Rhem broke into the majors with the St. Louis Cardinals in 1924, when he was 23 years old. He was big and tall and athletic—legend has it he could fit five baseballs in one hand—and hailed from a nothing of a town called Rhems in South Carolina that was named after one of his ancestors. He went to college for engineering, possibly in response to pressure from his parents, but his real passion was for pitching. He played for the Clemson University team and for various small South Carolina squads, keeping track of his statistics himself and once writing a letter to the owner of the Detroit Tigers to offer his services. Sportswriters gushed about his promise, and he seemed to be cashing in on that ability in 1926, the year he won 20 games and the Cardinals beat the New York Yankees in the World Series. Rhem started Game Four and gave up a pair of homers to Babe Ruth; in Game Seven he and Grover Alexander were supposedly drinking in the bullpen while their team clinched the title.

Rhem spent another decade in the majors, but it was all downhill from there. There was the time he was offered a bonus if he quit drinking but ended up relapsing, the time he claimed to have been kidnapped by gangsters who forced him to drink liquor, the time he was sent back down to the minors for a year, the frequent demands he made for more money from the team that were routinely refused. In 1932 he was gone from St. Louis, though he'd return twice as he bounced between the Cardinals, the Braves, and the Philadelphia Phillies. Ballplayers and drunks age quickly, and Rhem belonged to both fraternities—by August 11, 1934, he was on his way out of the bigs, a nice man by all accounts but shaky, worn down, the kind of guy you like but feel vaguely sorry for.

History does not record whether Rhem looked like he had just rolled out of a bar, whether he was visibly wilting in the fifth, when all of a sudden he couldn't get an out. That's not the sort of thing that shows up in box scores. Neither can we say how he handled getting taken out of the game, whether he was apologetic like some alcoholics are, muttering "sorry" to the boys in the dugout while he watched a game he was suddenly no longer a part of, or whether he simply slunk back to the shade of the bench and took refuge under his hat and began counting the outs until the game was over and he could go find some welcoming New York barstool.

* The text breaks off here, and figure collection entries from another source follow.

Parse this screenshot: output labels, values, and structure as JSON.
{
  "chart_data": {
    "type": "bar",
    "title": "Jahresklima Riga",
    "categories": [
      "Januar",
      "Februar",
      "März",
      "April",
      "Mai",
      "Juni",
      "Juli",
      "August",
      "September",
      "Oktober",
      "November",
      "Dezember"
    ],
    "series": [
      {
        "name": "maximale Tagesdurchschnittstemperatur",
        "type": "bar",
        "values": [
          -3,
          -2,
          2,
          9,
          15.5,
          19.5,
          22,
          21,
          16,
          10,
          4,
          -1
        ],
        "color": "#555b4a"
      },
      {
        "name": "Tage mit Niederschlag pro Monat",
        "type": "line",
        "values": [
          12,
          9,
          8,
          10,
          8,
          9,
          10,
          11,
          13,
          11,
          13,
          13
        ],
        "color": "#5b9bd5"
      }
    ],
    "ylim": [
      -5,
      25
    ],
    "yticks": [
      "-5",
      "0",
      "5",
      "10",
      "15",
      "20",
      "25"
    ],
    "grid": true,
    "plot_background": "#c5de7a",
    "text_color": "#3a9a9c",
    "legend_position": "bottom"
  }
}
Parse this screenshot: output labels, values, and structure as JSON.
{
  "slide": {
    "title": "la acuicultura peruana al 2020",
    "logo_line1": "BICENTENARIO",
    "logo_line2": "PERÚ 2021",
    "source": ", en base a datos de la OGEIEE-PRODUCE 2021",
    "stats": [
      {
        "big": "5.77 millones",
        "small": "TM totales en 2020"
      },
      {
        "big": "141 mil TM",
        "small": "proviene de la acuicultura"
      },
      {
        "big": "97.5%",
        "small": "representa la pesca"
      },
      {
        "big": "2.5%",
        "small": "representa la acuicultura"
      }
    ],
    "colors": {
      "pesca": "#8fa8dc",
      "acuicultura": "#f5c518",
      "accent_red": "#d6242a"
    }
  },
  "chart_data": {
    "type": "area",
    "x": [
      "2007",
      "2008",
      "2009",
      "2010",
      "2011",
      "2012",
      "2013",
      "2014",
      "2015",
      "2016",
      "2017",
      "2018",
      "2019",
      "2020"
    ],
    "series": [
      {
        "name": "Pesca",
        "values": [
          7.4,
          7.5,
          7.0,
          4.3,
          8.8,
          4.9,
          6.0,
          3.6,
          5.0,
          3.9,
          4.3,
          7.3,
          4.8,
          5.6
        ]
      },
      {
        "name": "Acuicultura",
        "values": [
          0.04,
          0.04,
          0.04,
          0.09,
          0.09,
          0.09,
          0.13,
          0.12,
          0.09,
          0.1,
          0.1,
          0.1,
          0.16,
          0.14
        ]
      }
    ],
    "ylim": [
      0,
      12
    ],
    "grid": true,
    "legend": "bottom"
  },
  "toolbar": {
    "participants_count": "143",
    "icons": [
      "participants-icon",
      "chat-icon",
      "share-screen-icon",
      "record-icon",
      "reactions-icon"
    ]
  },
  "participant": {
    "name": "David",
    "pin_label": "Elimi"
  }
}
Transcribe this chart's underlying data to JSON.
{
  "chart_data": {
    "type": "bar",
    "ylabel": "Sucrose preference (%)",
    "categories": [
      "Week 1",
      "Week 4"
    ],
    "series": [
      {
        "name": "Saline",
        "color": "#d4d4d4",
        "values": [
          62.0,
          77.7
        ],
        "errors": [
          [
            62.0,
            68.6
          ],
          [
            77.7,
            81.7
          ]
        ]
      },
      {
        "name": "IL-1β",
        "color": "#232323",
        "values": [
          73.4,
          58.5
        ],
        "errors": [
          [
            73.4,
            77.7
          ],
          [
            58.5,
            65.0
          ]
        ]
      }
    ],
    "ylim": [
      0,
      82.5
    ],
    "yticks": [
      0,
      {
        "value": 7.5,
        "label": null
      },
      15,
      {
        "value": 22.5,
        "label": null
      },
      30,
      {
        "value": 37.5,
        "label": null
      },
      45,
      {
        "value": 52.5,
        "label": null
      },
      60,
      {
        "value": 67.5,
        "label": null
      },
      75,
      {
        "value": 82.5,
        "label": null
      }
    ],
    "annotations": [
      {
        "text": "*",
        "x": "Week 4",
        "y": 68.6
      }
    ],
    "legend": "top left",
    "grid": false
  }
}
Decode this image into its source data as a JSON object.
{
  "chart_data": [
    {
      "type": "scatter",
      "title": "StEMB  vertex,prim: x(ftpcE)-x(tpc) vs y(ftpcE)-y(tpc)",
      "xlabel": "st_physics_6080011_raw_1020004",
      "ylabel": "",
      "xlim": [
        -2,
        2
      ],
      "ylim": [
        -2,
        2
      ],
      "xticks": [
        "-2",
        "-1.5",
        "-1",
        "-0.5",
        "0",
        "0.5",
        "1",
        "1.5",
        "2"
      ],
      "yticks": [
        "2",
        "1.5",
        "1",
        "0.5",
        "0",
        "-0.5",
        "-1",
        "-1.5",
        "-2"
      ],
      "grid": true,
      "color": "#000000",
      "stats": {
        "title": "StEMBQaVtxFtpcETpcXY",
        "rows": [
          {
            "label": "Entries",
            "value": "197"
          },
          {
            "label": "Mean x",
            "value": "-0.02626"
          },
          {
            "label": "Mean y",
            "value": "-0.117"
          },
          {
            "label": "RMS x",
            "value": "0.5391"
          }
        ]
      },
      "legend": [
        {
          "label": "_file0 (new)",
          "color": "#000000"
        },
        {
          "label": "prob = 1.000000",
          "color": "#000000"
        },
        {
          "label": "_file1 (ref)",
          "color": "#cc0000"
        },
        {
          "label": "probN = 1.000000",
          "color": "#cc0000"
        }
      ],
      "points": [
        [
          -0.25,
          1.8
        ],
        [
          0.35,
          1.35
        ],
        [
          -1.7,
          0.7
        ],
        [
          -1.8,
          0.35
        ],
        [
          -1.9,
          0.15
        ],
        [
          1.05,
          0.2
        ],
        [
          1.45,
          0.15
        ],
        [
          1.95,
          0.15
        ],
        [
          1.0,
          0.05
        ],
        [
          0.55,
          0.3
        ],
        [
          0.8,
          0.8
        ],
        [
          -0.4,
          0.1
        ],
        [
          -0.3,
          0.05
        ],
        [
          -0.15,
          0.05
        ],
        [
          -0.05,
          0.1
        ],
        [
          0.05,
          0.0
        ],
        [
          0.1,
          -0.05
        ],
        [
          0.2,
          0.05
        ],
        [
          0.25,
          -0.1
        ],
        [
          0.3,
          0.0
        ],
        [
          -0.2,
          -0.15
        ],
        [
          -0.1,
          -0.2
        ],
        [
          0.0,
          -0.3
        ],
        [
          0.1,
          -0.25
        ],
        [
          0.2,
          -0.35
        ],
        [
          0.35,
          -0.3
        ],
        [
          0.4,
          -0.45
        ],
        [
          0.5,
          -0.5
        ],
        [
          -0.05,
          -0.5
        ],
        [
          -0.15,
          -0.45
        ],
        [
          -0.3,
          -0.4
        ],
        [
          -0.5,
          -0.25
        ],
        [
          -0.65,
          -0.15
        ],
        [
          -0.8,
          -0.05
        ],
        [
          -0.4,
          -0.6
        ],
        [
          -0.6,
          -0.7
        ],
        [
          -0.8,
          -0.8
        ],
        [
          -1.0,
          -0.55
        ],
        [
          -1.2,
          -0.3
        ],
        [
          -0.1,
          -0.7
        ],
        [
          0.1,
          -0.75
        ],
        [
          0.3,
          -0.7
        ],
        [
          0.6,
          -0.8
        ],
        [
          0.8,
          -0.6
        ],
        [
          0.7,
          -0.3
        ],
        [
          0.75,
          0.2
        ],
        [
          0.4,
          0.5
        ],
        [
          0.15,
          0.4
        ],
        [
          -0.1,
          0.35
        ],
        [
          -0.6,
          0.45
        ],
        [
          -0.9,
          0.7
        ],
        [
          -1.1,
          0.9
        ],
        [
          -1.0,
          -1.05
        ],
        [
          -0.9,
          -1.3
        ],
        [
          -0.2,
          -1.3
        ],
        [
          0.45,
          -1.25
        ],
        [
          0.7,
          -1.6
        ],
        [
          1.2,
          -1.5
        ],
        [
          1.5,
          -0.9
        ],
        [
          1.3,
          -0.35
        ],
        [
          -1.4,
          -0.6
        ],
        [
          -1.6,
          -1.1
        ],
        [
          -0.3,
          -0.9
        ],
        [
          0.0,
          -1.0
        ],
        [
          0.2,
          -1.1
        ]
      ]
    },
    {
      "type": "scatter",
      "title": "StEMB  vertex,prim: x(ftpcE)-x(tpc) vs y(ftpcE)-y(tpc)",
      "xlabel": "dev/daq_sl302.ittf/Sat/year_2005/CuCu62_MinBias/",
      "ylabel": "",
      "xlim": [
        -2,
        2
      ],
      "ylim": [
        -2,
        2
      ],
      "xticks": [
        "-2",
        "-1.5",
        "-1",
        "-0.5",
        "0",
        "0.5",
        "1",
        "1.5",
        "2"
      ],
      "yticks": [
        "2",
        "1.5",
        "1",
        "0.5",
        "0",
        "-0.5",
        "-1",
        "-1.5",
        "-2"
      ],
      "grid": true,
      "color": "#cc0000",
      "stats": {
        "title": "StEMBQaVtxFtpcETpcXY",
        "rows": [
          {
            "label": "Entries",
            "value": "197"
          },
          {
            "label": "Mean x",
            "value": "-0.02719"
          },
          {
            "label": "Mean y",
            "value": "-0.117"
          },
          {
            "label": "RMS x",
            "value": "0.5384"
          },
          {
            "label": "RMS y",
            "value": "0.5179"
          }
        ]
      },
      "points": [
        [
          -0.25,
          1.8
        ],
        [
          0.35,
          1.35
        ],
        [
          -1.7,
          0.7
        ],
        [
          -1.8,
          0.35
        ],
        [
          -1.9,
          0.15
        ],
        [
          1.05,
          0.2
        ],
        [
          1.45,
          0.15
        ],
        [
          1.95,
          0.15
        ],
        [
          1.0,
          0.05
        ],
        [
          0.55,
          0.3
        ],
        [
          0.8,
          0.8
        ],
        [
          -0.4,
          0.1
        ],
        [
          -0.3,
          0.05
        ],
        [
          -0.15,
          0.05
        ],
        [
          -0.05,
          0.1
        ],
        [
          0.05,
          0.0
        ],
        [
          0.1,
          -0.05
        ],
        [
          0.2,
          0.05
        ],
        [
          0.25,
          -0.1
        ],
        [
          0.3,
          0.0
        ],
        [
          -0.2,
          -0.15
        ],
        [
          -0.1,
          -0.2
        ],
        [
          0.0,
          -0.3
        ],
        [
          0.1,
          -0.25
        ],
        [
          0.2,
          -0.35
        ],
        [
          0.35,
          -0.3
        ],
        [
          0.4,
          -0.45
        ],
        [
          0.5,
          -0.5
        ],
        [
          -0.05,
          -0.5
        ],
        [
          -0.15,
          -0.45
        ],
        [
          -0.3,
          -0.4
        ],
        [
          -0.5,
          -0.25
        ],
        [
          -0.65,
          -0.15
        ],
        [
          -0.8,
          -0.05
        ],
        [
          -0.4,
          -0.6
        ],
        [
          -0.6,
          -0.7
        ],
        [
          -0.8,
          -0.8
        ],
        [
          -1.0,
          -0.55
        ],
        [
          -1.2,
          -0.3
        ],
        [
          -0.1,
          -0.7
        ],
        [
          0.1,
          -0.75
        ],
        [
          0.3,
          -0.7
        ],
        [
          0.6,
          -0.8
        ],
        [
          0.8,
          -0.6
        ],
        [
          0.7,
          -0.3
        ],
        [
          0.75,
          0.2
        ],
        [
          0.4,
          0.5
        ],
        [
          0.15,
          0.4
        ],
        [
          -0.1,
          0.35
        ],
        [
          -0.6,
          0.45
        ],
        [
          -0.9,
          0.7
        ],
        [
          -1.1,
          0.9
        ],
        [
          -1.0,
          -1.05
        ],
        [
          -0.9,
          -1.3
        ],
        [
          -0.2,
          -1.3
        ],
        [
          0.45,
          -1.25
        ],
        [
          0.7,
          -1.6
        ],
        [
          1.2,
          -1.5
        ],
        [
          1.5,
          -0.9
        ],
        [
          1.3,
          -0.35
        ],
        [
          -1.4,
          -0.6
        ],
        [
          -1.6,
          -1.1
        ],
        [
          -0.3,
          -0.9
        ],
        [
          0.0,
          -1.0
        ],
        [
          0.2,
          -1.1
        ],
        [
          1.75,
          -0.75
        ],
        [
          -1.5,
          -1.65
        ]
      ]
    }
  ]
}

That year was the last season he was a baseball player of any consequence—he'd pitch fewer than 100 innings for the Braves and Cardinals in the next two years, then get tossed back to the minors. He tried to get back to the majors a few times, but it didn't work; his epitaph was already written. In her short biography of him, Griffith quotes a history of the the Phillies that has shortstop Dick Bartell saying what everyone thought of Rhem: "If he'd ever stayed sober, what a pitcher he could have been."